Note $x \notin F_{\alpha}$ for any $\alpha$ so $x \in \bigcap_{i=1}^n X - F_i$ and therefore in $V \cap \bigcap_{i=1}^n X - F_i$ which is open and touches none of the $F_{\alpha}$ - contradiction.

Mariah
  • 3,760
  • why $x\not\in F_\alpha$ for any $\alpha$ ? –  May 29 '19 at 20:02
  • By assumption we had $x \notin \bigcup_{\alpha}\overline{F_{\alpha}}$. – Mariah May 29 '19 at 20:25
  • ah :) right. I have other doubt, why $V \cap \bigcap_{i=1}^n X - F_i$ touches none of the $F_\alpha$ ? I can see that $\bigcap_{i=1}^n X - F_i$ does touch none $F_\alpha$ but cannot see $V$ doesn't touch $F_\alpha$. Before you said it touches finitely many –  May 29 '19 at 20:29
  • @Isa so we have that $V$ touches only $F_1,...,F_n$. That means any subset of $V$ can touch only $F_1,...,F_n$ (no more than those). The intersection $\cap_{i = 1}^n X - F_i$ is disjoint from ALL $F_i$. So if we intersect it with $V$ how can this subset of $V$ intersect any $F_\alpha$? – Mariah May 29 '19 at 20:44
  • yes, $V$ intersect $F_1,...,F_n$ thus cannot intersect any $F_\alpha$ but in the last line of your answer you said 'touches none of the $F_\alpha$, why did you say none? –  May 29 '19 at 20:53
  • The open set $V \cap \bigcap_{i=1}^n X - F_i$ can not touch any $F_{\alpha}$. This is because $V$ touches at most $F_1,...,F_n$, and the intersection $\bigcap_{i=1}^n X - F_i$ is disjoint from all $F_1,...,F_n$. – Mariah May 29 '19 at 20:57
  • why is that the contradiction? –  May 29 '19 at 21:06
  • @Isa go over the argument. We assumed $x \in \overline{\bigcup_{\alpha}F_{\alpha}}$. So any neighbourhood of $x$ has to touch the union. The neighbourhood $V \cap \bigcap_{i=1}^n X - F_i$ cannot. – Mariah May 29 '19 at 21:19
  • got it, thank you Mariah. Can I substitute this $\vert{\alpha\in I:F_\alpha\cap V\neq\emptyset}\vert<\aleph_0$ with to be an open neighbourhood of that touches only finitely many $$, say $_1,...,.$ without problems or a proof is required? –  May 29 '19 at 21:25
  • @Isa no, it's pretty obvious that it means the same thing. – Mariah May 29 '19 at 21:31
  • oh ok. I'm fine then:) since the $\aleph_0$ looks kinda scary to work with. –  May 29 '19 at 21:34
  • 2
    @Isa as long as you realise that $n$ depends on the $x$ though.
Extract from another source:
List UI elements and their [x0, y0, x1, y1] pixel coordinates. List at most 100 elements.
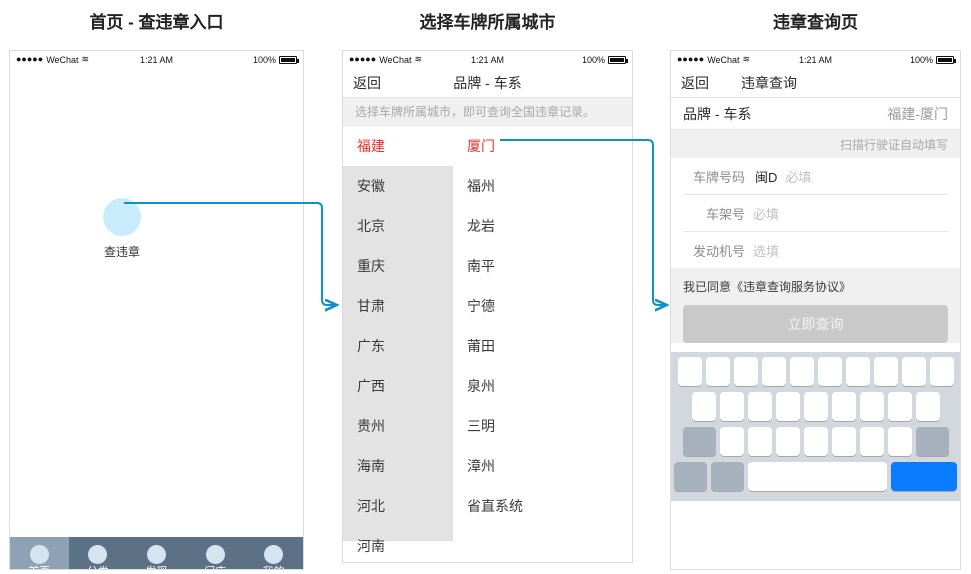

Every point has an open neighbourhood that intersects finitely many (that is what $< \aleph_0$ means!) $F_\alpha$. How many exactly depends on the $x$ we're looking at, could be $0$ could be $491$. – Henno Brandsma May 29 '19 at 22:48
  • @HennoBrandsma that's a good point. – Mariah May 29 '19 at 23:15
  • @HennoBrandsma oh ok, thank you.The thing is that in none of the exercises before I've seen $\aleph_0,$ and I thought one has to work with cardinality or the definition of $\aleph_0$ which has to do with set theory which I know absolutely nothing about it. –  May 30 '19 at 17:12
  • 1
    @Isa $\aleph_0$ is the first infinite cardinal, by definition. So if $n$ is strictly smaller, it’s not an infinite cardinal so a finite cardinal ( a natural number). That’s all you need for this statement. – Henno Brandsma May 30 '19 at 17:15
  • @HennoBrandsma ah. Not difficult then. :-) –  May 30 '19 at 17:37
  • @Isa the author probably thought it was "cool" to have $\aleph_0$ in the statement.. $\beth$ and $\daleth$ are also used in set theory. Maybe some other branch of maths should adopt some Arabic letters as well? – Henno Brandsma May 30 '19 at 17:37
  • @HennoBrandsma no, I think this is already sometimes confusing like to introduce weirder symbols. Of course that if one had all the free time in the world, then it would be really nice to try to understand proofs that their main point is to confuse you. –  May 30 '19 at 17:46
1

As the empty set is in V(X), there is a counter example.

Let F$_j$ = [-j,j] for all j in (0,1) and V be the empty set.
Though V intersects the F's finite (zero) many times,
$\cup${ F$_j$ : j in (0,1) } = (-1,1) is not closed.

That "for all x in X" is superfluous as x is not ever used.
Perhaps you were asking about locally finite collections.
Collections with for all x, exists open set V with x in V and V intersecting the F's finitely many times.
Using V(X) instead of the topology is useless complexity.